Sue and Maud are not angels. They both deceive and betray each other, but they discover in this Darwinian world a rare affection for each other and a chance to share confidence when one's closest family is apt to betray you. The curious mirroring effect Waters uses with them, mixing pasts and characteristics of them, is descended from a more recent literary genius, Angela Carter. There are elements of her ideas (particularly realised in her novel Wise Children) on the way identity can be splintered, performed and reimagined which correspond to the ways Susan and Maud's fates are intertwined. Their relationship is drawn out as a struggle to express their mutual love and define their suppressed lesbian desires. But this is also presented as an arduous task to realise the aspects which make them powerful individuals. This novel makes the remote past enticingly familiar and relates a harrowing story that makes you wish it to continue on and on.

Rating: 5 stars
Summary: Must say...this is an incredible read.
Review: Sarah Waters has two previous books, TIPPING THE VELVET and AFFINITY, but this is by far her best. What she does with the characters and the plot are brilliant. It's one of those books that you stay up late at night with a flashlight reading, and as you near the end you slow down because you don't want it to end.

It just got nominated for the Booker Prize, which is very exciting. Great writing, amazing story, and simply fabulous. This is the first author in a long time that I wholeheartedly support--buying numerous copies to give as gifts, as well as talking her up every chance I get.

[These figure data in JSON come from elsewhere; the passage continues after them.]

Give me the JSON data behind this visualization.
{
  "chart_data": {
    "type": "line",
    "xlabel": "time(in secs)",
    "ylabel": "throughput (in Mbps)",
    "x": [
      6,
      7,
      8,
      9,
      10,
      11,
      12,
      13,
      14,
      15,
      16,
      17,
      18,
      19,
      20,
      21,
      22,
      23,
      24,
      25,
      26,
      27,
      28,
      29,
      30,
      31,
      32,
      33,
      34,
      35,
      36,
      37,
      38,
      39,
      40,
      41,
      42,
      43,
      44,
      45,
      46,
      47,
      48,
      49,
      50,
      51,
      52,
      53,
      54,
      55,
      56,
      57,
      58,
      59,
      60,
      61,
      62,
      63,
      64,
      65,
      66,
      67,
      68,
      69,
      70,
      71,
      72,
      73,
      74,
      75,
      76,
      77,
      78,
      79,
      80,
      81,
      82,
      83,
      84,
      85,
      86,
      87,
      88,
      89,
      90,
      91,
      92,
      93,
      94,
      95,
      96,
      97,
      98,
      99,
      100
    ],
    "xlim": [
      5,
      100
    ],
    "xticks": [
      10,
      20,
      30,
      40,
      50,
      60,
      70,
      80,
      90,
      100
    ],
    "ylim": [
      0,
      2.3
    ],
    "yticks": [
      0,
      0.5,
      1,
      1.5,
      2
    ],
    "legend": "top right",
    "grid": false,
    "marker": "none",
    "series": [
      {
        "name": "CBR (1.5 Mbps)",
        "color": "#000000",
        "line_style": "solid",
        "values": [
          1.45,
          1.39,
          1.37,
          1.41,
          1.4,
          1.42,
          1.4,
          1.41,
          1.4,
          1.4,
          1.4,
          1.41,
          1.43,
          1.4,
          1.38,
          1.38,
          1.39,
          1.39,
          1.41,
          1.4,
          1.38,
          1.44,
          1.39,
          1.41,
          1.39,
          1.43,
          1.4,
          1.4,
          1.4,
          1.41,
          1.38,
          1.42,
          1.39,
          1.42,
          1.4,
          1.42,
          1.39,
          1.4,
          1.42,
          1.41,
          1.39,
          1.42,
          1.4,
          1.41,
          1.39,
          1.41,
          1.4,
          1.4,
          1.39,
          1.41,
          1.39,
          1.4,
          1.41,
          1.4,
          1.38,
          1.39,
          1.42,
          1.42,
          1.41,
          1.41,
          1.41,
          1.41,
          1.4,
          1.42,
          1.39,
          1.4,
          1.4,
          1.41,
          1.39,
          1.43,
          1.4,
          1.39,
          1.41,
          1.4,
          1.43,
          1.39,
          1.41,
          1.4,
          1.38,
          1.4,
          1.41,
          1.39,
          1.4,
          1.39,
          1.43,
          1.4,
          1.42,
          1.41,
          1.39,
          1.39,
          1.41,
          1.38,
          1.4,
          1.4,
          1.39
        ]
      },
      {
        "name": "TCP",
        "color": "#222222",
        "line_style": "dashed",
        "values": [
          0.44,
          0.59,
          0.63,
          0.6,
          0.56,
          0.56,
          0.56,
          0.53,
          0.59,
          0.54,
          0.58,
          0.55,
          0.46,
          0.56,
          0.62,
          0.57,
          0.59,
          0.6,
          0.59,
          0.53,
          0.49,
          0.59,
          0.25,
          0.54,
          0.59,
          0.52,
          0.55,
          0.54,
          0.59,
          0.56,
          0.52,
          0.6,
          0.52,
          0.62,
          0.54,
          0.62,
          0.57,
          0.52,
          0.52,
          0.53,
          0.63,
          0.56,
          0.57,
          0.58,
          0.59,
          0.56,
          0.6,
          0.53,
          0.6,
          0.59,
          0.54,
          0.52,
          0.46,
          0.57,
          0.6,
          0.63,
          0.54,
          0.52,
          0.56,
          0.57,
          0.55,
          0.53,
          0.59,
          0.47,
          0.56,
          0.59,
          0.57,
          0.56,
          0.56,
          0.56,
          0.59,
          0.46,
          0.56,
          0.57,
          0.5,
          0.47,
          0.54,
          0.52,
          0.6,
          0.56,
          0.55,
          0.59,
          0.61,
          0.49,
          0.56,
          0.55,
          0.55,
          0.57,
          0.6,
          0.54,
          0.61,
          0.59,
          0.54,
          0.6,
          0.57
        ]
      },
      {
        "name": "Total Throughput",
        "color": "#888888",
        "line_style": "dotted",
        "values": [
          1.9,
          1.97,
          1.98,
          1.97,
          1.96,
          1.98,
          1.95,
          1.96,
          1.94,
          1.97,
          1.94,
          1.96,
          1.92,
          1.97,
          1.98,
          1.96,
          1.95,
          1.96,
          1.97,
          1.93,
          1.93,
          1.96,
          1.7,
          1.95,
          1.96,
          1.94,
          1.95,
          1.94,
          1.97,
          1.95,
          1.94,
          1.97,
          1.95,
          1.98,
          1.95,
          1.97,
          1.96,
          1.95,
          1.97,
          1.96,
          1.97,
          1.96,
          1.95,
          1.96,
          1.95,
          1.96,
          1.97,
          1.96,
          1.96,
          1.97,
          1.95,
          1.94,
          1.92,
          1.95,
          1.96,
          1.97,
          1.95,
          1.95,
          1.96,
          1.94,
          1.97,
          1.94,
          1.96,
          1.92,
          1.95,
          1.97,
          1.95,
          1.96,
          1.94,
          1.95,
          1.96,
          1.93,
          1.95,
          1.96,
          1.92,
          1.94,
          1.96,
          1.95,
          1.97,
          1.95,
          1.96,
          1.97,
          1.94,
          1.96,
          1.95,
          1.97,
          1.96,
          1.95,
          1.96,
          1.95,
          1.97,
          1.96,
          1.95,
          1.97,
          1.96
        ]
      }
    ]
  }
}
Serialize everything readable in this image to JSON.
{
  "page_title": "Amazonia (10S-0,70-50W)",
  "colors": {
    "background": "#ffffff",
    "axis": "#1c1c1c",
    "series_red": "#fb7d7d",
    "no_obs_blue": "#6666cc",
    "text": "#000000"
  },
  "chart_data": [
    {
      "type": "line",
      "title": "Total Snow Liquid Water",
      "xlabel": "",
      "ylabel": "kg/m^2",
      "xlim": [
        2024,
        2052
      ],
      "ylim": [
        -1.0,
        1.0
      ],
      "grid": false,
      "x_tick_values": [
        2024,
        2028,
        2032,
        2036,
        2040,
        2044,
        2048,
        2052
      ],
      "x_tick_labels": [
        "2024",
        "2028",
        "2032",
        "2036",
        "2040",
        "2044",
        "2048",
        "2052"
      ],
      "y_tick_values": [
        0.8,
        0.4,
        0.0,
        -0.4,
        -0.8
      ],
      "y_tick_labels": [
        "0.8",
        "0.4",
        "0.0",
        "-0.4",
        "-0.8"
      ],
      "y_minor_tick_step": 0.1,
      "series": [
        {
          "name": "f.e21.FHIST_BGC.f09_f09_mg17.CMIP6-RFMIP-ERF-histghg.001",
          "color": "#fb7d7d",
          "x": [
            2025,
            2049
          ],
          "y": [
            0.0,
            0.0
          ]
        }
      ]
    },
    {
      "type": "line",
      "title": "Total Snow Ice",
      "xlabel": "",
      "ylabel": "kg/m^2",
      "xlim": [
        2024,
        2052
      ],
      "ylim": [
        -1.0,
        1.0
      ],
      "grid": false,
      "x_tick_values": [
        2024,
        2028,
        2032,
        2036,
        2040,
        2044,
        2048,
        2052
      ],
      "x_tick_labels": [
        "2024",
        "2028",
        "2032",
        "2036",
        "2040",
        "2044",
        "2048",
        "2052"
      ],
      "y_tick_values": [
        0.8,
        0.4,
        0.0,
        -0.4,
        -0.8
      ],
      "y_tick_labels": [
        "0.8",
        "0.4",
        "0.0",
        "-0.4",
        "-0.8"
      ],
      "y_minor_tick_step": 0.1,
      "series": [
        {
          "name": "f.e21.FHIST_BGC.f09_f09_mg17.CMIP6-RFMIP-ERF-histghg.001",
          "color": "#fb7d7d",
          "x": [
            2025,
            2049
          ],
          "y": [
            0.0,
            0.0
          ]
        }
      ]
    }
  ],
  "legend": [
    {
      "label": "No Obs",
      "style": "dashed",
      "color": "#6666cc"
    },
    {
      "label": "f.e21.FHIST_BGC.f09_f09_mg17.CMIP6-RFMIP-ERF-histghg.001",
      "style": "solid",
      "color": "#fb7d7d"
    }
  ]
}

She deserves all of the raves and the success.

Rating: 5 stars
Summary: 21st Century Dickens
Review: Right from an early reference to Oliver Twist it's clear that this is indeed Dickens updated for a new century. The squalor of Victorian England is vividly portrayed here, but Waters' page turner of a plot takes us further, to the dirty corners of society even Dickens didn't dare to investigate - lunatic asylums and pornographers' libraries. The setting convinces and the themes of greed, betrayal and love are ably handled. Pigeonholers could call this a 'lesbian novel' - again a theme unexplored by Dickens - but *Fingersmith* is much more than this, and anyone who likes reading should try it.